Egyptian authorities are targeting books written by Muslim Brotherhood members and their allies as they confiscate hundreds of books from mosques across the country, reports Gulf News, quoting religious sources.
The Muslim Brotherhood has been outlawed in Egypt, where the Ministry of Waqf (religious endowments) has begun its search of several mosque libraries that, according to security agencies, carry books “by the Brotherhood’s founder, Hassan Al Banna, the movement’s late ideologue Sayyid Qutb, and Yousuf Al Qaradawi, an Egyptian-born Qatari cleric recently sentenced to death by an Egyptian court,” the unnamed sources told Gulf News.
Books written by members of Al Jamaa Al Islamia (Islamic Group), an ally of the Muslim Brotherhood, are also being targeted.
On Wednesday alone, the Ministry of Waqfs reportedly seized about 2,000 books, allegedly authored by “militant” clerics, from a prominent mosque in Cairo.
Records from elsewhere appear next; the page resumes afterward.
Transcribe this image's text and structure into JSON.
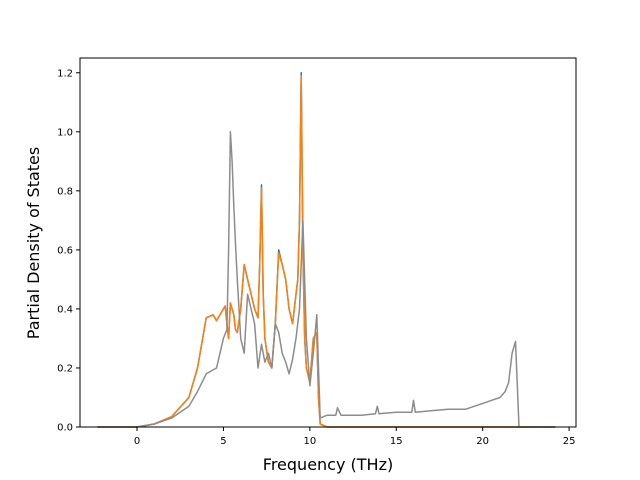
{
  "chart_data": {
    "type": "line",
    "title": "",
    "xlabel": "Frequency (THz)",
    "ylabel": "Partial Density of States",
    "xlim": [
      -3.3,
      25.4
    ],
    "ylim": [
      0.0,
      1.25
    ],
    "grid": false,
    "legend": "none",
    "x_ticks": [
      0,
      5,
      10,
      15,
      20,
      25
    ],
    "y_ticks": [
      0.0,
      0.2,
      0.4,
      0.6,
      0.8,
      1.0,
      1.2
    ],
    "x_tick_labels": [
      "0",
      "5",
      "10",
      "15",
      "20",
      "25"
    ],
    "y_tick_labels": [
      "0.0",
      "0.2",
      "0.4",
      "0.6",
      "0.8",
      "1.0",
      "1.2"
    ],
    "series": [
      {
        "color": "#1f77b4",
        "x": [
          -2.3,
          0.0,
          1.0,
          2.0,
          3.0,
          3.5,
          3.8,
          4.0,
          4.2,
          4.4,
          4.6,
          4.8,
          5.0,
          5.1,
          5.2,
          5.3,
          5.4,
          5.5,
          5.6,
          5.7,
          5.8,
          6.0,
          6.2,
          6.4,
          6.6,
          6.8,
          7.0,
          7.1,
          7.2,
          7.3,
          7.4,
          7.5,
          7.6,
          7.8,
          8.0,
          8.2,
          8.4,
          8.6,
          8.8,
          9.0,
          9.2,
          9.3,
          9.4,
          9.5,
          9.6,
          9.7,
          9.8,
          10.0,
          10.2,
          10.4,
          10.5,
          10.6,
          11.0,
          11.5,
          12.0,
          13.0,
          14.0,
          15.0,
          16.0,
          17.0,
          18.0,
          19.0,
          20.0,
          21.0,
          21.5,
          21.8,
          22.0,
          22.2,
          24.2
        ],
        "y": [
          0.0,
          0.0,
          0.01,
          0.035,
          0.1,
          0.2,
          0.3,
          0.37,
          0.375,
          0.38,
          0.36,
          0.38,
          0.4,
          0.41,
          0.35,
          0.3,
          0.42,
          0.4,
          0.38,
          0.33,
          0.32,
          0.4,
          0.55,
          0.5,
          0.45,
          0.4,
          0.37,
          0.55,
          0.82,
          0.45,
          0.3,
          0.26,
          0.22,
          0.2,
          0.35,
          0.6,
          0.55,
          0.5,
          0.4,
          0.35,
          0.45,
          0.5,
          0.7,
          1.2,
          0.6,
          0.3,
          0.2,
          0.15,
          0.3,
          0.32,
          0.1,
          0.01,
          0.0,
          0.0,
          0.0,
          0.0,
          0.0,
          0.0,
          0.0,
          0.0,
          0.0,
          0.0,
          0.0,
          0.0,
          0.0,
          0.0,
          0.0,
          0.0,
          0.0
        ]
      },
      {
        "color": "#ff7f0e",
        "x": [
          -2.3,
          0.0,
          1.0,
          2.0,
          3.0,
          3.5,
          3.8,
          4.0,
          4.2,
          4.4,
          4.6,
          4.8,
          5.0,
          5.1,
          5.2,
          5.3,
          5.4,
          5.5,
          5.6,
          5.7,
          5.8,
          6.0,
          6.2,
          6.4,
          6.6,
          6.8,
          7.0,
          7.1,
          7.2,
          7.3,
          7.4,
          7.5,
          7.6,
          7.8,
          8.0,
          8.2,
          8.4,
          8.6,
          8.8,
          9.0,
          9.2,
          9.3,
          9.4,
          9.5,
          9.6,
          9.7,
          9.8,
          10.0,
          10.2,
          10.4,
          10.5,
          10.6,
          11.0,
          11.5,
          12.0,
          13.0,
          14.0,
          15.0,
          16.0,
          17.0,
          18.0,
          19.0,
          20.0,
          21.0,
          21.5,
          21.8,
          22.0,
          22.2,
          24.2
        ],
        "y": [
          0.0,
          0.0,
          0.01,
          0.035,
          0.1,
          0.2,
          0.3,
          0.37,
          0.375,
          0.38,
          0.36,
          0.38,
          0.4,
          0.41,
          0.35,
          0.3,
          0.42,
          0.4,
          0.38,
          0.33,
          0.32,
          0.4,
          0.55,
          0.5,
          0.45,
          0.4,
          0.37,
          0.55,
          0.81,
          0.45,
          0.3,
          0.26,
          0.22,
          0.2,
          0.35,
          0.59,
          0.55,
          0.5,
          0.4,
          0.35,
          0.45,
          0.5,
          0.7,
          1.19,
          0.6,
          0.3,
          0.2,
          0.15,
          0.3,
          0.32,
          0.1,
          0.01,
          0.0,
          0.0,
          0.0,
          0.0,
          0.0,
          0.0,
          0.0,
          0.0,
          0.0,
          0.0,
          0.0,
          0.0,
          0.0,
          0.0,
          0.0,
          0.0,
          0.0
        ]
      },
      {
        "color": "#8c8c8c",
        "x": [
          -2.3,
          0.0,
          1.0,
          2.0,
          3.0,
          3.5,
          4.0,
          4.3,
          4.6,
          4.8,
          5.0,
          5.2,
          5.3,
          5.4,
          5.5,
          5.6,
          5.7,
          5.8,
          6.0,
          6.2,
          6.4,
          6.6,
          6.8,
          7.0,
          7.2,
          7.4,
          7.6,
          7.8,
          8.0,
          8.2,
          8.4,
          8.6,
          8.8,
          9.0,
          9.2,
          9.4,
          9.6,
          9.8,
          10.0,
          10.2,
          10.4,
          10.5,
          10.6,
          11.0,
          11.5,
          11.6,
          11.8,
          12.0,
          13.0,
          13.8,
          13.9,
          14.0,
          15.0,
          15.9,
          16.0,
          16.1,
          17.0,
          18.0,
          19.0,
          20.0,
          20.5,
          21.0,
          21.3,
          21.5,
          21.7,
          21.8,
          21.9,
          22.0,
          22.1,
          24.2
        ],
        "y": [
          0.0,
          0.0,
          0.01,
          0.03,
          0.07,
          0.12,
          0.18,
          0.19,
          0.2,
          0.25,
          0.3,
          0.33,
          0.6,
          1.0,
          0.9,
          0.75,
          0.62,
          0.5,
          0.3,
          0.25,
          0.45,
          0.4,
          0.35,
          0.2,
          0.28,
          0.22,
          0.25,
          0.2,
          0.35,
          0.32,
          0.25,
          0.22,
          0.18,
          0.23,
          0.3,
          0.4,
          0.7,
          0.3,
          0.14,
          0.25,
          0.38,
          0.2,
          0.03,
          0.04,
          0.04,
          0.065,
          0.04,
          0.04,
          0.04,
          0.045,
          0.07,
          0.045,
          0.05,
          0.05,
          0.09,
          0.05,
          0.055,
          0.06,
          0.06,
          0.08,
          0.09,
          0.1,
          0.12,
          0.15,
          0.25,
          0.27,
          0.29,
          0.15,
          0.0,
          0.0
        ]
      }
    ]
  }
}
“There are strict instructions from Minister of Waqf Mohammad Juma to check libraries of all mosques to cleanse them of books disseminating extremist ideas,” Ashraf Fahmi, a ministry official, reportedly said.
“The ministry will not allow the propagation of any thought alien to the moderate course of Al Azhar,” Sunni Islam’s celebrated seat of learning, he added.
Muslim Brotherhood members in Egypt have been targeted by the current Egyptian government, led by President Abdel Fattah el-Sisi, since the country’s military removed the former president, Mohammed Morsi, in 2013 following protests against his rule.
As chief of the Egyptian army, el-Sisi led the overthrow of Morsi, a Muslim Brotherhood member who had been elected president.
“The Egyptian government has in recent months tightened its grip on mosques, denying the Brotherhood and allied groups a major forum to influence devout Muslims,” notes Gulf News.